Amesbury, in Wiltshire, has been declared the oldest town in continuous settlement in Britain, following a landmark discovery by archaeologists.
Researchers also uncovered a series of clues about the lifestyles of the early residents. Findings suggest they ate frogs’ legs long before the practice became common in France.
The title of the longest continuous settlement was previously held by Thatcham, 40 miles to the east of the village.
The research found that Amesbury has been continually occupied for more than a thousand years longer than its Berkshire rival.
The research by the University of Buckingham found that Amesbury had been continually lived in since 8820 BC - 1120 years earlier than Thatcham, which has been consistently occupied since 7700 BC.
The researchers said the discovery helps to explain for the first time why Stonehenge was built where it was - around two miles from the modern day town.
It tracks the activities of the people who were responsible for building the first monuments at Stonehenge, which were made of giant pine posts. It shows that the same communities continued to occupy the area for a further 3,000 years, close to the dawn of the Neolithic era when the stone monuments was first built.
David Jacques, research fellow in archaeology at the university, who led the dig, said the discovery “blows the lid off” the traditional understanding of Stonehenge, helping to explain why it was built on the site where it stands today.
“It provides evidence for people staying put, clearing land, building and presumably worshipping monuments.
“The area was clearly a hub point for people to come to from many miles away, and in many ways was a forerunner for what later went on at Stonehenge itself.

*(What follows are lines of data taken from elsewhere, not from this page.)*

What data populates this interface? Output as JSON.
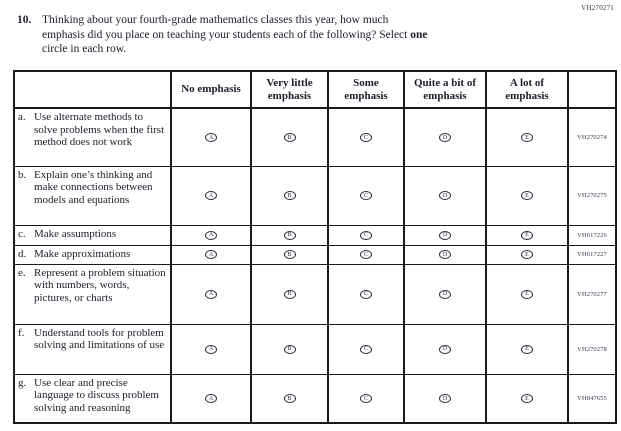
{
  "page": {
    "corner_code": "VH270271"
  },
  "question": {
    "number": "10.",
    "line1": "Thinking about your fourth-grade mathematics classes this year, how much",
    "line2": "emphasis did you place on teaching your students each of the following? Select",
    "line2_bold": "one",
    "line3": "circle in each row."
  },
  "table": {
    "column_headers": [
      "No emphasis",
      "Very little emphasis",
      "Some emphasis",
      "Quite a bit of emphasis",
      "A lot of emphasis"
    ],
    "bubble_letters": [
      "A",
      "B",
      "C",
      "D",
      "E"
    ],
    "rows": [
      {
        "letter": "a.",
        "text": "Use alternate methods to solve problems when the first method does not work",
        "code": "VH270274"
      },
      {
        "letter": "b.",
        "text": "Explain one’s thinking and make connections between models and equations",
        "code": "VH270275"
      },
      {
        "letter": "c.",
        "text": "Make assumptions",
        "code": "VH617226"
      },
      {
        "letter": "d.",
        "text": "Make approximations",
        "code": "VH617227"
      },
      {
        "letter": "e.",
        "text": "Represent a problem situation with numbers, words, pictures, or charts",
        "code": "VH270277"
      },
      {
        "letter": "f.",
        "text": "Understand tools for problem solving and limitations of use",
        "code": "VH270278"
      },
      {
        "letter": "g.",
        "text": "Use clear and precise language to discuss problem solving and reasoning",
        "code": "VH847655"
      }
    ]
  }
}
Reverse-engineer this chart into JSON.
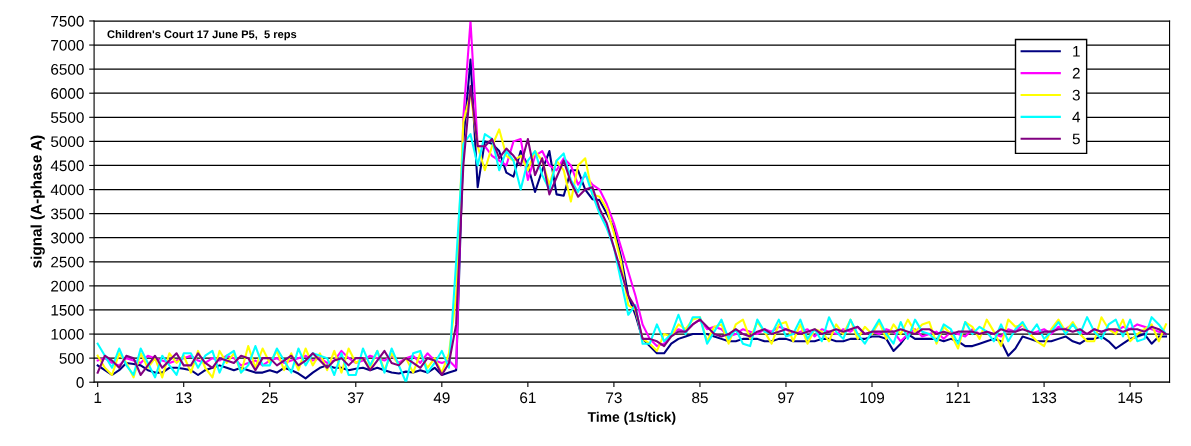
{
  "chart_data": {
    "type": "line",
    "title": "Children's Court 17 June P5,  5 reps",
    "xlabel": "Time (1s/tick)",
    "ylabel": "signal (A-phase A)",
    "x": [
      1,
      2,
      3,
      4,
      5,
      6,
      7,
      8,
      9,
      10,
      11,
      12,
      13,
      14,
      15,
      16,
      17,
      18,
      19,
      20,
      21,
      22,
      23,
      24,
      25,
      26,
      27,
      28,
      29,
      30,
      31,
      32,
      33,
      34,
      35,
      36,
      37,
      38,
      39,
      40,
      41,
      42,
      43,
      44,
      45,
      46,
      47,
      48,
      49,
      50,
      51,
      52,
      53,
      54,
      55,
      56,
      57,
      58,
      59,
      60,
      61,
      62,
      63,
      64,
      65,
      66,
      67,
      68,
      69,
      70,
      71,
      72,
      73,
      74,
      75,
      76,
      77,
      78,
      79,
      80,
      81,
      82,
      83,
      84,
      85,
      86,
      87,
      88,
      89,
      90,
      91,
      92,
      93,
      94,
      95,
      96,
      97,
      98,
      99,
      100,
      101,
      102,
      103,
      104,
      105,
      106,
      107,
      108,
      109,
      110,
      111,
      112,
      113,
      114,
      115,
      116,
      117,
      118,
      119,
      120,
      121,
      122,
      123,
      124,
      125,
      126,
      127,
      128,
      129,
      130,
      131,
      132,
      133,
      134,
      135,
      136,
      137,
      138,
      139,
      140,
      141,
      142,
      143,
      144,
      145,
      146,
      147,
      148,
      149,
      150
    ],
    "xlim": [
      0.5,
      150.5
    ],
    "xticks": [
      1,
      13,
      25,
      37,
      49,
      61,
      73,
      85,
      97,
      109,
      121,
      133,
      145
    ],
    "ylim": [
      0,
      7500
    ],
    "yticks": [
      0,
      500,
      1000,
      1500,
      2000,
      2500,
      3000,
      3500,
      4000,
      4500,
      5000,
      5500,
      6000,
      6500,
      7000,
      7500
    ],
    "grid": "y",
    "legend": "top right",
    "marker": "none",
    "line_style": "solid",
    "series": [
      {
        "name": "1",
        "color": "#000080",
        "values": [
          350,
          250,
          150,
          250,
          400,
          380,
          350,
          250,
          200,
          200,
          300,
          300,
          280,
          250,
          150,
          250,
          300,
          350,
          300,
          250,
          300,
          250,
          200,
          200,
          250,
          200,
          300,
          250,
          180,
          80,
          200,
          300,
          350,
          300,
          300,
          250,
          280,
          300,
          250,
          300,
          250,
          200,
          180,
          220,
          200,
          250,
          200,
          300,
          150,
          200,
          250,
          5000,
          6700,
          4050,
          5000,
          4950,
          4800,
          4350,
          4270,
          4800,
          4500,
          3950,
          4400,
          4800,
          3900,
          3870,
          4400,
          4400,
          4000,
          3800,
          3780,
          3500,
          3200,
          2600,
          1800,
          1400,
          900,
          750,
          600,
          600,
          800,
          900,
          950,
          1000,
          1000,
          1000,
          950,
          900,
          850,
          850,
          900,
          900,
          900,
          850,
          850,
          900,
          900,
          850,
          850,
          850,
          850,
          900,
          900,
          850,
          850,
          900,
          900,
          900,
          950,
          950,
          900,
          650,
          800,
          1000,
          900,
          900,
          900,
          900,
          850,
          900,
          850,
          750,
          750,
          800,
          850,
          900,
          850,
          550,
          700,
          950,
          900,
          850,
          850,
          850,
          900,
          950,
          850,
          800,
          900,
          900,
          950,
          850,
          700,
          800,
          900,
          950,
          1000,
          800,
          950,
          950
        ]
      },
      {
        "name": "2",
        "color": "#ff00ff",
        "values": [
          450,
          500,
          400,
          350,
          500,
          450,
          400,
          550,
          500,
          450,
          400,
          450,
          500,
          550,
          450,
          400,
          500,
          450,
          550,
          500,
          350,
          400,
          450,
          350,
          450,
          500,
          400,
          450,
          500,
          550,
          450,
          500,
          400,
          450,
          650,
          500,
          400,
          450,
          550,
          500,
          450,
          550,
          400,
          500,
          550,
          400,
          600,
          450,
          400,
          450,
          300,
          5500,
          7500,
          4900,
          4900,
          4700,
          4600,
          4500,
          5000,
          5050,
          4200,
          4700,
          4800,
          4500,
          4400,
          4650,
          4500,
          4100,
          4300,
          4100,
          4000,
          3700,
          3300,
          2800,
          2300,
          1800,
          1200,
          900,
          750,
          800,
          1000,
          1100,
          1050,
          1200,
          1300,
          1100,
          1150,
          1100,
          950,
          1000,
          1100,
          1050,
          1000,
          1100,
          1050,
          1150,
          1100,
          1000,
          1050,
          1100,
          950,
          1100,
          1050,
          1000,
          1100,
          1050,
          1150,
          1000,
          1050,
          1000,
          1100,
          1050,
          850,
          1000,
          1100,
          950,
          1000,
          1050,
          900,
          1050,
          1000,
          950,
          1100,
          1000,
          1050,
          1000,
          950,
          1100,
          1050,
          1200,
          1000,
          1050,
          1100,
          1000,
          1150,
          1100,
          1200,
          1050,
          1000,
          1100,
          1050,
          1100,
          1050,
          1150,
          1100,
          1200,
          1150,
          1100,
          1050,
          1000
        ]
      },
      {
        "name": "3",
        "color": "#ffff00",
        "values": [
          550,
          300,
          150,
          600,
          400,
          100,
          600,
          300,
          500,
          100,
          600,
          400,
          550,
          200,
          650,
          300,
          100,
          650,
          400,
          600,
          200,
          750,
          300,
          700,
          400,
          650,
          250,
          600,
          250,
          700,
          350,
          600,
          250,
          650,
          200,
          700,
          400,
          500,
          300,
          650,
          250,
          600,
          350,
          500,
          200,
          600,
          300,
          500,
          200,
          600,
          1800,
          5400,
          6000,
          4900,
          4400,
          4900,
          5250,
          4700,
          4600,
          4700,
          4400,
          4800,
          4600,
          4100,
          4600,
          4400,
          3750,
          4500,
          4650,
          3900,
          3850,
          3600,
          3100,
          2500,
          1600,
          1500,
          900,
          800,
          650,
          1000,
          950,
          1200,
          1100,
          1300,
          1350,
          850,
          1150,
          1200,
          800,
          1200,
          1300,
          900,
          1250,
          1050,
          800,
          1200,
          1250,
          850,
          1200,
          800,
          1100,
          1050,
          850,
          1200,
          1000,
          1300,
          900,
          1150,
          1000,
          1250,
          900,
          1200,
          1000,
          1300,
          1050,
          1200,
          1250,
          800,
          1150,
          1000,
          700,
          1250,
          1150,
          900,
          1300,
          1050,
          750,
          1300,
          1150,
          1200,
          1000,
          850,
          750,
          1100,
          1300,
          1050,
          1250,
          1000,
          850,
          850,
          1350,
          1100,
          1000,
          1300,
          850,
          1000,
          1100,
          1200,
          850,
          1200
        ]
      },
      {
        "name": "4",
        "color": "#00ffff",
        "values": [
          800,
          550,
          300,
          700,
          350,
          150,
          700,
          400,
          100,
          550,
          350,
          150,
          600,
          600,
          300,
          550,
          650,
          200,
          550,
          650,
          200,
          350,
          750,
          350,
          350,
          700,
          450,
          200,
          700,
          350,
          600,
          550,
          500,
          150,
          600,
          150,
          150,
          700,
          350,
          650,
          200,
          700,
          350,
          0,
          600,
          650,
          200,
          400,
          650,
          300,
          2500,
          4950,
          5150,
          4500,
          5150,
          5050,
          4400,
          4800,
          4600,
          4000,
          4600,
          4800,
          4300,
          4000,
          4600,
          4750,
          4200,
          3950,
          4350,
          3900,
          3500,
          3200,
          2800,
          2100,
          1400,
          1600,
          800,
          800,
          1200,
          850,
          1000,
          1400,
          1000,
          1350,
          1350,
          800,
          1050,
          1300,
          900,
          1100,
          800,
          750,
          1300,
          1050,
          1000,
          1300,
          950,
          1000,
          1300,
          900,
          1100,
          850,
          1350,
          1050,
          900,
          1300,
          1000,
          800,
          1050,
          1300,
          1000,
          800,
          1250,
          900,
          1300,
          1050,
          1000,
          850,
          1200,
          1100,
          800,
          1250,
          1000,
          1150,
          1050,
          850,
          1200,
          850,
          1100,
          1250,
          1000,
          1200,
          900,
          1050,
          1250,
          1000,
          1200,
          1000,
          1350,
          1050,
          900,
          1200,
          1300,
          950,
          1300,
          850,
          900,
          1350,
          1200,
          1000
        ]
      },
      {
        "name": "5",
        "color": "#800080",
        "values": [
          200,
          550,
          450,
          300,
          550,
          500,
          150,
          350,
          550,
          300,
          450,
          600,
          350,
          350,
          600,
          400,
          300,
          500,
          450,
          400,
          550,
          500,
          250,
          500,
          500,
          350,
          450,
          550,
          350,
          450,
          600,
          450,
          300,
          450,
          500,
          350,
          500,
          500,
          250,
          450,
          650,
          400,
          350,
          500,
          400,
          300,
          500,
          450,
          150,
          400,
          1200,
          4500,
          6150,
          4900,
          4900,
          5050,
          4650,
          4850,
          4700,
          4500,
          5050,
          4300,
          4650,
          3900,
          4250,
          4600,
          4150,
          3850,
          4000,
          4050,
          3600,
          3300,
          2800,
          2300,
          1800,
          1550,
          900,
          900,
          850,
          750,
          950,
          1050,
          1050,
          1200,
          1300,
          1150,
          1000,
          950,
          1000,
          1100,
          1000,
          950,
          1050,
          1100,
          1000,
          1050,
          1100,
          1050,
          1000,
          1050,
          1100,
          1000,
          1050,
          1100,
          1050,
          1100,
          1150,
          1000,
          1050,
          1050,
          1050,
          1050,
          1100,
          1050,
          1000,
          1100,
          1100,
          1000,
          1050,
          1000,
          1050,
          1050,
          1050,
          1000,
          1050,
          1000,
          1100,
          1050,
          1050,
          1100,
          1050,
          1000,
          1050,
          1050,
          1100,
          1100,
          1050,
          1100,
          1000,
          1100,
          1050,
          1100,
          1100,
          1050,
          1100,
          1100,
          1050,
          1150,
          1100,
          1000
        ]
      }
    ]
  }
}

The first monuments at Stonehenge were built by these people.
“For years people have been asking 'why is Stonehenge where it is?’ Now, at last, we have found the answers.”
The origins of Amesbury emerged as a result of carbon dating bones of aurochs - animal twice the size of bulls, wild boar and red deer - following an archaeological dig at Vespasian’s Camp, Blick Mead, a mile-and-a-half from Stonehenge.
The findings show that the parish of Amesbury has been continually occupied for every millennia since 8,820 BC.
Archaeologists say the results provide the missing link between the erection of the pine posts between 8,820 and 6,590BC, and of Stonehenge in 3,000BC.
The findings provide evidence which suggests that Stonehenge, rather than being seen as a neolithic new build in an empty landscape, should be viewed as a response to long-term use of the area by indigenous hunters and home-makers.
They come after a separate excavation in 2002 which discovered the grave of a Bronze Age man dubbed The Amesbury Archer because of the many arrowheads buried with him.
Further findings appear to shed light on the persistent use of domestic farming techniques at Blick Mead, now believed to be used by settled communities rather than nomadic peoples.
The dig, which took place in October, also unearthed the largest haul of worked flints from the Mesolithic period.
Bill Dunn, spokesman for the Amesbury History Centre, said: “We have always known Amesbury as somewhere special and this confirms it.”